Flensburger Fördeschnack

Zurückweisung von ukrainischen Flüchtlingen: Liebe Dänen, wir müssen reden

Liebe Dänen, wir müssen reden

Liebe Dänen, wir müssen reden

SHZ
Flensburg
Zuletzt aktualisiert um:
Am Donnerstag wurden erneut Flüchtlinge an der dänischen Grenze zurückgewiesen – darunter auch Menschen mit ukrainischem Pass. Foto: Benjamin Nolte/shz.de

Diesen Artikel vorlesen lassen.

Auch nach Inkrafttreten des Sondergesetzes hat Dänemark am Donnerstag Flüchtlinge mit ukrainischem Pass zurückgewiesen.

Der Fördeschnack ist eine wöchentliche Rubrik, die Themen rund um Flensburg aufgreift. In dieser werden aktuelle Ereignisse und Probleme glossierend kommentiert.

Nachbarn verbindet meist eine lange Geschichte. Man hat miteinander gefeiert, war mal unterschiedlicher Meinung und hat sich doch immer wieder zusammengerauft.

Mit der Zeit weiß man die Vorzüge des Gegenüber zu schätzen und lernt, über seine vermeintlichen Fehler hinweg zu sehen. Im Grenzland wird eine solche Nachbarschaft zwischen Deutschen und Dänen seit Jahrzehnten gepflegt.

Viele Flensburger schätzen das hyggelige Lebensgefühl nördlich der Grenze. Dänemark ist immer ein bisschen Urlaub, ein bisschen Freiheit. Und günstig tanken kann man dort seit paar Tagen auch. Über die kultigen Hot Dogs bei Annies Kiosk reden wir gar nicht erst – wenngleich diese wahrlich nicht günstig sind. Da ist die Tankersparnis schnell wieder weg.

Zu Beginn der Corona-Pandemie wurde die Kaufkraft der Dänen in Flensburg schmerzlich vermisst. Gerade für die Gastronomie und Hotellerie sind die Gäste aus Skandinavien so etwas wie die Lebensversicherung. Für den Grenzhandel in Harrislee, wo jeden Tag Tausende Dosen pfandfreies Dosenbier über den Tresen in Richtung Dänemark gehen, natürlich auch.

Dänemark macht negative Schlagzeilen

Zu einer guten Nachbarschaft gehört es, dass man sich manchmal ganz tief in die Augen schauen muss, um Missstände anzusprechen. Liebe Dänen, wir müssen reden.

Es ist eure Flüchtlings- und Migrationspolitik, die in diesen Tagen (wieder mal) für ziemlich negative Schlagzeilen sorgt. Es hat einen Grund, dass viele Flüchtlinge aus der Ukraine Dänemark maximal als Durchreiseland betrachten – trotz des hohen Lebensstandards.

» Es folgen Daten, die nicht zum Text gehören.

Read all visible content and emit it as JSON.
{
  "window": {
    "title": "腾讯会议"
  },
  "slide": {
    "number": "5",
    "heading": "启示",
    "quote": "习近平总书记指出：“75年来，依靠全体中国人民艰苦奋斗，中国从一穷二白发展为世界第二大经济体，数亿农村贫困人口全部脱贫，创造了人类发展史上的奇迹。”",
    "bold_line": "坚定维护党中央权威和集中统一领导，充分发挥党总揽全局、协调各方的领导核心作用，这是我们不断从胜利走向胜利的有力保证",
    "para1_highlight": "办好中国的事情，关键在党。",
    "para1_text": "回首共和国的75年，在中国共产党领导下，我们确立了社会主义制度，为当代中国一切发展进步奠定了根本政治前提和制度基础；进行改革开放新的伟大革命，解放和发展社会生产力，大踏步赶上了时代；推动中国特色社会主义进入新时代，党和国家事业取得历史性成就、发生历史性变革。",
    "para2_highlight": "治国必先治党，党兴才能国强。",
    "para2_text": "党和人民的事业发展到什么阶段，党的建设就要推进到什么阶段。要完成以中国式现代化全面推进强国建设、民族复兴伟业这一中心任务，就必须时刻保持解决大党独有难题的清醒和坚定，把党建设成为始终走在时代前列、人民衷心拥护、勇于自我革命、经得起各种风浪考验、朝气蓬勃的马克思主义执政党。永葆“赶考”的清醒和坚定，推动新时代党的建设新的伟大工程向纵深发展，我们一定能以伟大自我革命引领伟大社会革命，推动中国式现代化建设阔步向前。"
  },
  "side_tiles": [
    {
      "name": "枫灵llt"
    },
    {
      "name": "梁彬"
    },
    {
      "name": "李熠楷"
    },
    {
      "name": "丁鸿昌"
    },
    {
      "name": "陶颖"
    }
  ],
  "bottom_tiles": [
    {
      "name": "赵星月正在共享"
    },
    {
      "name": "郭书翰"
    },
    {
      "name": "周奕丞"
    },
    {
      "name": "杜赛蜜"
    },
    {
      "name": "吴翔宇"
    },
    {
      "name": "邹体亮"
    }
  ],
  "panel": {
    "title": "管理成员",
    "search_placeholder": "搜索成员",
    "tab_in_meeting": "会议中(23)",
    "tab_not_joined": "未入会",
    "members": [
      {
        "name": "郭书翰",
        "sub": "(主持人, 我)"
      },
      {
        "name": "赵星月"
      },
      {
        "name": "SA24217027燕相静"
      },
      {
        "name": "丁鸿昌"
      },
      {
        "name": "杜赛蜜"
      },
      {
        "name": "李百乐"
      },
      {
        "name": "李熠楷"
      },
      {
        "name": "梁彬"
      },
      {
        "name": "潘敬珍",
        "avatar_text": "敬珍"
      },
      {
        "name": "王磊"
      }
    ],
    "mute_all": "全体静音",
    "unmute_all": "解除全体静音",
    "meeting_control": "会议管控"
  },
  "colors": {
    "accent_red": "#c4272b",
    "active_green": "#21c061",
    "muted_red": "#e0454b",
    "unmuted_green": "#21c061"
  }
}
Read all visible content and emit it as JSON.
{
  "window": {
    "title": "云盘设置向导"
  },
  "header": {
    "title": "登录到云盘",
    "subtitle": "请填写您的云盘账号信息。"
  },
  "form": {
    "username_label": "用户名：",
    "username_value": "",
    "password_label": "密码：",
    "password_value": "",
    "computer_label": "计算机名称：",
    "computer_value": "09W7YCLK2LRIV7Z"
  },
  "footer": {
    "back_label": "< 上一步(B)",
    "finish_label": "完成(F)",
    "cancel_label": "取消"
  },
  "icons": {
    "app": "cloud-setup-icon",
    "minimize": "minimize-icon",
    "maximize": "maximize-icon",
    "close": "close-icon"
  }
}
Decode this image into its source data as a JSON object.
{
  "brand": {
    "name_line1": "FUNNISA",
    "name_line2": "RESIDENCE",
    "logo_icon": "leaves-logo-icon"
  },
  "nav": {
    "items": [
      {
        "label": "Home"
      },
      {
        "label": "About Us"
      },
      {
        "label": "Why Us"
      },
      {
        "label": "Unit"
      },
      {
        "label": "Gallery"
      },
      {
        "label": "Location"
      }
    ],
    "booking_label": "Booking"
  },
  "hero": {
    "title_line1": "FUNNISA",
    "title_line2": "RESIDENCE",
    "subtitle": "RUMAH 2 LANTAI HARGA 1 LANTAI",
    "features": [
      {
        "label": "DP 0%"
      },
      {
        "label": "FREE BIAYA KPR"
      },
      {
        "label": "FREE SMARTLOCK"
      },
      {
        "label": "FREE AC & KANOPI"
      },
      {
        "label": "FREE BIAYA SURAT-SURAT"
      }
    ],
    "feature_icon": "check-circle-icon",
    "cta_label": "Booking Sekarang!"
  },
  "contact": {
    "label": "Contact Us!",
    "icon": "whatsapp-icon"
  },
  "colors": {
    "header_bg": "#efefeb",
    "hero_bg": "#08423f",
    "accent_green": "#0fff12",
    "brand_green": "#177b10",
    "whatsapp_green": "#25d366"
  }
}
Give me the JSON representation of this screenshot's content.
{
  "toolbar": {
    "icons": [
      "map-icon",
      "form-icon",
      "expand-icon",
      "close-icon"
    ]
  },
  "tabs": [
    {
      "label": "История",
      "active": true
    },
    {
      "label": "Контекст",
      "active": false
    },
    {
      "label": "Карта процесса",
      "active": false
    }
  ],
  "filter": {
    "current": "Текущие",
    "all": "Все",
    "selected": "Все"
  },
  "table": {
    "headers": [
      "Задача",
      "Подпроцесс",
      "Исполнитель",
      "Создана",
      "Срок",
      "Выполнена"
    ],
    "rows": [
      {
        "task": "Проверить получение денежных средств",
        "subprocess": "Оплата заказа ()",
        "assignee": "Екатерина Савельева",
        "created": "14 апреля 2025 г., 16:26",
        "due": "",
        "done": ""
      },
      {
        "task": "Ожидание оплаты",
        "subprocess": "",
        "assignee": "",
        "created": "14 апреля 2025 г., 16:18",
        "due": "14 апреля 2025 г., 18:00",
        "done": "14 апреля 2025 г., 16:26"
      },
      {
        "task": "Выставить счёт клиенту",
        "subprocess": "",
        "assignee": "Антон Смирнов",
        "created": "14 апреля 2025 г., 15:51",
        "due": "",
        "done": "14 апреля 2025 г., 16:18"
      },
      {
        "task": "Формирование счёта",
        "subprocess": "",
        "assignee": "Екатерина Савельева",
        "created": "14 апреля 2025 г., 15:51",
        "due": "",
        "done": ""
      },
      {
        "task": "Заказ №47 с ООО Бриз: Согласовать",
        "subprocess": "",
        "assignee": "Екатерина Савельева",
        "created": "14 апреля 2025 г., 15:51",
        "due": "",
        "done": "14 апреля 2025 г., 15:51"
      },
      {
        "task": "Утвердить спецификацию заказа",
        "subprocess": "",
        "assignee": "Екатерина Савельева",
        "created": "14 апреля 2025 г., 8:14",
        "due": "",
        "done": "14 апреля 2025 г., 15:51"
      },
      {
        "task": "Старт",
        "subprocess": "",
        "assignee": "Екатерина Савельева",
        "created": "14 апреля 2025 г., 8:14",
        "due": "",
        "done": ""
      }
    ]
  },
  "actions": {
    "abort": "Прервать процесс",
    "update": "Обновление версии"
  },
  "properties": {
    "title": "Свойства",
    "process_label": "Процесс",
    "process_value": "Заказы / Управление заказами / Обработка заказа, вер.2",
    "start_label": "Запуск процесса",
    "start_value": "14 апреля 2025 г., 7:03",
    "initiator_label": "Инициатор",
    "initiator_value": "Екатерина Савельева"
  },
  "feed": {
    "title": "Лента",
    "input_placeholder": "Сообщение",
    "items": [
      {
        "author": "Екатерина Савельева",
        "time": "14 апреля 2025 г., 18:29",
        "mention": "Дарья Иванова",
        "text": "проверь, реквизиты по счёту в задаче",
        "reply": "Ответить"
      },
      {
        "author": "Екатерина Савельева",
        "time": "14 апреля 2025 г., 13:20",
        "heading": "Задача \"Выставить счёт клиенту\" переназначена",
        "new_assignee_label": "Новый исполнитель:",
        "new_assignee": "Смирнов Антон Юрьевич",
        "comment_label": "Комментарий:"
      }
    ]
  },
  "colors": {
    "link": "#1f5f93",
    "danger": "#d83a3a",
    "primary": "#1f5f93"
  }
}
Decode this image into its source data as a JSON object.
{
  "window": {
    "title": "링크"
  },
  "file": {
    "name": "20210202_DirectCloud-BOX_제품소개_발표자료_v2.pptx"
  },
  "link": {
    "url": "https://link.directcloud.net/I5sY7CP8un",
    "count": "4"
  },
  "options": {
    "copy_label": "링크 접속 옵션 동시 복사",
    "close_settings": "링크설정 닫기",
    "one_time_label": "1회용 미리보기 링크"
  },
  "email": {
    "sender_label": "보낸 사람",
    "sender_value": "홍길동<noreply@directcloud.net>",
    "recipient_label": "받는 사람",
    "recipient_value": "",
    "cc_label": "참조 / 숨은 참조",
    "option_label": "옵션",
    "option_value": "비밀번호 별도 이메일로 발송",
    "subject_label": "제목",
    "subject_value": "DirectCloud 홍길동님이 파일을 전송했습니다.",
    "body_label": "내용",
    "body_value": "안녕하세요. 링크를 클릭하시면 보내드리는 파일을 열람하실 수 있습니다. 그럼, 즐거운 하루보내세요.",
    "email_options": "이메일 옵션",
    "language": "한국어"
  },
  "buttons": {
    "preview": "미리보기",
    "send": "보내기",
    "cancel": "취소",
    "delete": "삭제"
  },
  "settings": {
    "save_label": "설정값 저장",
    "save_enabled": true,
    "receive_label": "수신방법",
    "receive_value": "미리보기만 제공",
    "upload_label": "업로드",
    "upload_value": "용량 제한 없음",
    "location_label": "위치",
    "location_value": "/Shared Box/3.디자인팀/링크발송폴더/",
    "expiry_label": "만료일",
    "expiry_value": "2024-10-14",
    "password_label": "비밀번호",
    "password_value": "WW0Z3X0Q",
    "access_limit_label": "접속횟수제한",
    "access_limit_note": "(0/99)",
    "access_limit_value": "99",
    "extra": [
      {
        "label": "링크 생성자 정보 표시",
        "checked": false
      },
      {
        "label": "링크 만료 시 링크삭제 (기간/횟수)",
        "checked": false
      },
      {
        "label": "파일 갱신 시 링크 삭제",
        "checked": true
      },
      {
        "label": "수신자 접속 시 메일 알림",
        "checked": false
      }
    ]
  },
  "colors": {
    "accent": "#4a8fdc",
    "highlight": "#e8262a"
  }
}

Auch nach Inkrafttreten des Sondergesetzes wurden am Donnerstag wieder Menschen mit ukrainischen Pässen an der dänischen Grenze zurückgewiesen. Sie wurden dann mit Bussen nach Kiel gefahren, um von dort per Fähre nach Schweden zu gelangen. Das kann es nicht sein, liebe Nachbarn!

In den vergangenen Tagen war die dänische Botschafterin Susanne Hyldelund bemüht, die Wogen zu glätten und zeigte sich in den Medien außergewöhnlich präsent. Gelungen ist ihr dies nicht wirklich.

Es bleibt das Bild eines sich abschottenden Dänemarks, das zuletzt bereits durch den Wildschweinzaun (viele mögen ihn vergessen haben) verstärkt wurde.

„Lassen Sie uns ein Europa der guten Nachbarn sein. Im Europa des 21. Jahrhunderts können wir nur gemeinsam erfolgreich sein oder gemeinsam verlieren“, postete Oberbürgermeisterin Simone Lange vor einer Woche in dänischer Sprache auf Facebook. Ein ziemlich zugespitztes, aber im Kern doch richtiges Statement. Gerade Flensburg hat in den vergangenen Tagen zahlreiche Geflüchtete aufgenommen, die an der dänischen Grenze zurückgewiesen wurden.

Pragmatismus ist gefragt

Natürlich wird Europa nicht an der dänischen Flüchtlingspolitik scheitern, wohl aber sagt diese doch etwas über die Solidarität der EU-Partner untereinander aus.

Pragmatismus ist in diesen Kriegstagen von allen Seiten gefragt. Über grundsätzliche Fragen kann man sich später unterhalten. Freundschaftlich, aber direkt – wie man es eben unter guten Nachbarn macht.